Bio-Orthogonal Non-Canonical Amino Acid Tagging (BONCAT) has emerged as a prominent molecular technique that enables microbial ecologists to visualize and identify metabolically active taxa within complex microbial communities. To date, researchers have used just one non-canonical amino acid (ncAA) in a given experiment; here, we validate a novel approach using two different ncAAs in a single experiment. This advancement facilitates the detection of differentially active subpopulations within the same experimental context, thereby reducing the uncertainty and variability associated with parallel treatments, and providing precise spatial information about organisms that are active under distinct conditions or at different times.

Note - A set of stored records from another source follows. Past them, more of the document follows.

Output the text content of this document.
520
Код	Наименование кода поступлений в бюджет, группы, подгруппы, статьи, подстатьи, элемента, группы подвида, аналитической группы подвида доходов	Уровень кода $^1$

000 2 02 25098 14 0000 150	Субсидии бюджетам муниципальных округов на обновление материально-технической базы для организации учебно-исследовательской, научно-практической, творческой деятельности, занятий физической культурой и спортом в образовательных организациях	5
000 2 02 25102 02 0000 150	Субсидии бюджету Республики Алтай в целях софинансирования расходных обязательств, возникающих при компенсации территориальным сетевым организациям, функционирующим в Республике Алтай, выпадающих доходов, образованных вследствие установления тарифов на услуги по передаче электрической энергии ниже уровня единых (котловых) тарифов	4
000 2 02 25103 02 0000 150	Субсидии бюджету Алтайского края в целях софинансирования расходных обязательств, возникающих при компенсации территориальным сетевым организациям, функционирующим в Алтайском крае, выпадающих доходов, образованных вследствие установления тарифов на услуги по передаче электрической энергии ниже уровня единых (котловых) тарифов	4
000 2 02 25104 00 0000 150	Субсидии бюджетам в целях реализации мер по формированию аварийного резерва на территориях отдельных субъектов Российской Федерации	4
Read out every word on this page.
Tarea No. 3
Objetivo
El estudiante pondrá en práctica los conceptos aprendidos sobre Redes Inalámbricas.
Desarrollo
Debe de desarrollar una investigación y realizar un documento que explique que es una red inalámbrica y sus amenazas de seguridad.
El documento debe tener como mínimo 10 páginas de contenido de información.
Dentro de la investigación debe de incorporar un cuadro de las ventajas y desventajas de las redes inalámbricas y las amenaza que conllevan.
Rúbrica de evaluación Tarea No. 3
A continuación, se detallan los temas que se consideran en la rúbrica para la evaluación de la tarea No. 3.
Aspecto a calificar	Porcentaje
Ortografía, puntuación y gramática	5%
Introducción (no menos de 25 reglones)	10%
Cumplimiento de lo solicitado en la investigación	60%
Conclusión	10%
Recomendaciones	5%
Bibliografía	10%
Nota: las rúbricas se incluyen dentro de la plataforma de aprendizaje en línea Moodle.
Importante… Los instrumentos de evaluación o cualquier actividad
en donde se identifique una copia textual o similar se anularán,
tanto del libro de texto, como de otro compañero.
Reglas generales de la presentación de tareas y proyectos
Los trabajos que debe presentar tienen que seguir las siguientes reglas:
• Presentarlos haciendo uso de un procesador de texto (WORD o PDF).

We show that both ncAAs can be taken up by E. coli cultures and by constituents of the Little Sippewissett Salt Marsh (LSSM) microbiome, resulting in fluorescence signals that are significantly higher than background and ncAA-free control experiments. As a proof of concept experiment, we implemented this "Dual-BONCAT" approach in LSSM sediments, adding one ncAA during daytime hours and the other at night. Subpopulations of cells that were anabolically active during the day and/or night were distinguishable by both fluorescence microscopy, and by fluorescence-activated cell sorting. Subsequent high-throughput 16S rRNA gene amplicon sequencing of active subpopulations revealed that Methylobacterium, potentially feeding on plant exudate carbon molecules, was preferentially active during the day, while sulfur-cycling taxa dominated the night-active population. Dual-BONCAT offers an important advancement in multiplexing substrate-analog probing techniques, providing a more realistic understanding of metabolic activity under distinct environmental conditions.